A browser-based editor for making retro games with Pyxel, a Python retro game engine.

I’ve created a browser-based editor for making retro games with Pyxel, a Python retro game engine. It lets you code and play simple games right in your browser.

Try It Yourself

How It Works

The Pyxel Playground runs entirely in your browser without any server-side execution.
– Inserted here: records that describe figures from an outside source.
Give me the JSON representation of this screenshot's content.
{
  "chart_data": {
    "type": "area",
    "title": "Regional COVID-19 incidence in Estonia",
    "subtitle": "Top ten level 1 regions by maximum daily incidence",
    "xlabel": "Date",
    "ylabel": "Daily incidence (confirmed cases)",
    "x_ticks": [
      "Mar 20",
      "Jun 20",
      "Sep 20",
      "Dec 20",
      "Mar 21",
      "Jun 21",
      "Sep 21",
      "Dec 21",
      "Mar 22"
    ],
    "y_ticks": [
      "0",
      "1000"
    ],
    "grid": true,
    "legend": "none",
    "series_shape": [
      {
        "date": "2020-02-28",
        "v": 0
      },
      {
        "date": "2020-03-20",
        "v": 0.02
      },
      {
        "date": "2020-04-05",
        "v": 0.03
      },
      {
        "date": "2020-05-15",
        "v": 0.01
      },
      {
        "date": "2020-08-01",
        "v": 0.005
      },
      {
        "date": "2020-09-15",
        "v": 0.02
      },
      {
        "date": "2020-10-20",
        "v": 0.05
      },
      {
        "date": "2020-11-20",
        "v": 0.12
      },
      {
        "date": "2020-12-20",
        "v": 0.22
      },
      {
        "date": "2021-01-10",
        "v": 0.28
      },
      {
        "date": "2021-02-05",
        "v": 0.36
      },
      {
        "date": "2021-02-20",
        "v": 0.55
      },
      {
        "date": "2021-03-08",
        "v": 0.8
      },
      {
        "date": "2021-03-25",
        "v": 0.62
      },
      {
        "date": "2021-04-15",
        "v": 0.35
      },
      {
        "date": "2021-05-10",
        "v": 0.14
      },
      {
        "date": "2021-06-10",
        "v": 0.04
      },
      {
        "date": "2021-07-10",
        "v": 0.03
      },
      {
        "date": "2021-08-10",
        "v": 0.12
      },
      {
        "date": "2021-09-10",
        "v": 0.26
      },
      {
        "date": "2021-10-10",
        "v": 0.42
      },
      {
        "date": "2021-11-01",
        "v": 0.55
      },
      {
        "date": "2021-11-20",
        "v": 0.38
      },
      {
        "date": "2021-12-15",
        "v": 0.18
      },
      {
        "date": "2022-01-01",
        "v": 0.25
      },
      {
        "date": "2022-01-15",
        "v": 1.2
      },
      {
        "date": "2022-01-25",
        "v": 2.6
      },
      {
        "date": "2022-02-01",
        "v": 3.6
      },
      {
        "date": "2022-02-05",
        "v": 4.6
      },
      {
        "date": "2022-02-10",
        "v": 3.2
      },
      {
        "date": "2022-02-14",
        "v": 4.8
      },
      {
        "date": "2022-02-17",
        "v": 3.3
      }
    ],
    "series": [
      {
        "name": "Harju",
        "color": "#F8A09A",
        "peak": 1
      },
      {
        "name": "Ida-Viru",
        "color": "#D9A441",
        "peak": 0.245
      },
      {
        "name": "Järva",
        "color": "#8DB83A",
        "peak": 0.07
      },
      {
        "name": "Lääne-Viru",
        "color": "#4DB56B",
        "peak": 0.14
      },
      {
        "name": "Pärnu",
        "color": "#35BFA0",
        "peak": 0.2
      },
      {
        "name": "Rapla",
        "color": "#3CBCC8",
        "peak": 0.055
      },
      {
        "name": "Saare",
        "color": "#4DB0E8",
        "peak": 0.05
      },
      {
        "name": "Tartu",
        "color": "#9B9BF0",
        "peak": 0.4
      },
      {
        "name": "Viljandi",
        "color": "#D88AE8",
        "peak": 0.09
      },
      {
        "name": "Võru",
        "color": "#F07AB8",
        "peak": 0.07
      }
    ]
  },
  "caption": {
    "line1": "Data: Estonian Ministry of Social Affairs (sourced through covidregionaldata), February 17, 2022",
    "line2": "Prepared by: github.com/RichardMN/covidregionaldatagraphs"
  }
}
The architecture consists of three main components working together through sessionStorage and iframe communication.

Pyxel Playground Architecture

Key Components

1. Main Interface (playground.html)

2. Game Runtime (player.html)

3. Resource Editor (media.html)

Technical Implementation

Pyxel WASM Integration

The playground uses Pyxel’s official WebAssembly build, which includes a Python interpreter:

// Load Pyxel WASM from CDN
<script src="https://cdn.jsdelivr.net/gh/kitao/pyxel/wasm/pyxel.js"></script>

// Python code is packaged with resources into a pyxapp
async function createPyxapp(pythonCode, resourceData) {
    const zip = new JSZip();
    
    // Add Python code
    zip.file("main.py", pythonCode);
    
    // Add resource file if present
    if (resourceData) {
        zip.file("resource.pyxres", resourceData);
    }
    
    // Generate the pyxapp package
    return await zip.generateAsync({type: "arraybuffer"});
}

Communication Between Components

The playground uses sessionStorage for passing data between iframes:

// In playground.html - Save code and resources
function updateGame() {
    sessionStorage.setItem('pyxelCode', editor.getValue());
    sessionStorage.setItem('pyxelResource', resourceData);
    
    // Reload the game iframe
    gameIframe.src = 'player.html?useSessionStorage=true';
}

// In player.html - Load and run the game
const code = sessionStorage.getItem('pyxelCode');
const resource = sessionStorage.getItem('pyxelResource');

// Create and launch the pyxapp
const pyxapp = await createPyxapp(code, resource);
pyxel(pyxapp);

File Structure for Games

Each game consists of two files:

games/
└── snake/
    ├── game.py      # Python game code
    └── game.pyxres  # Binary resource file (sprites, sounds, etc.)

The .pyxres files are binary format containing:

Pyxel API Usage

Games use Pyxel’s simple but powerful API:

import pyxel

class Game:
    def __init__(self):
        pyxel.init(160, 120)  # Initialize with screen size
        pyxel.load("resource.pyxres")  # Load resources
        self.x = 80
        self.y = 60
        pyxel.run(self.update, self.draw)  # Start game loop
    
    def update(self):
        # Handle input
        if pyxel.btn(pyxel.KEY_LEFT):
            self.x -= 2
        if pyxel.btn(pyxel.KEY_RIGHT):
            self.x += 2
    
    def draw(self):
        pyxel.cls(0)  # Clear screen with color 0
        pyxel.spr(0, self.x, self.y, 16, 16)  # Draw sprite

Game()

Python Code Execution

The magic happens through Pyxel’s WASM build which includes:

  1. Embedded Python Interpreter: A minimal Python runtime compiled to WebAssembly
  2. Pyxel Module: The game engine API exposed to Python
  3. Resource Loading: Direct access to binary resource data
  4. Canvas Rendering: WebGL-accelerated pixel rendering

The Python code runs at near-native speed thanks to WebAssembly, making it suitable for real-time games.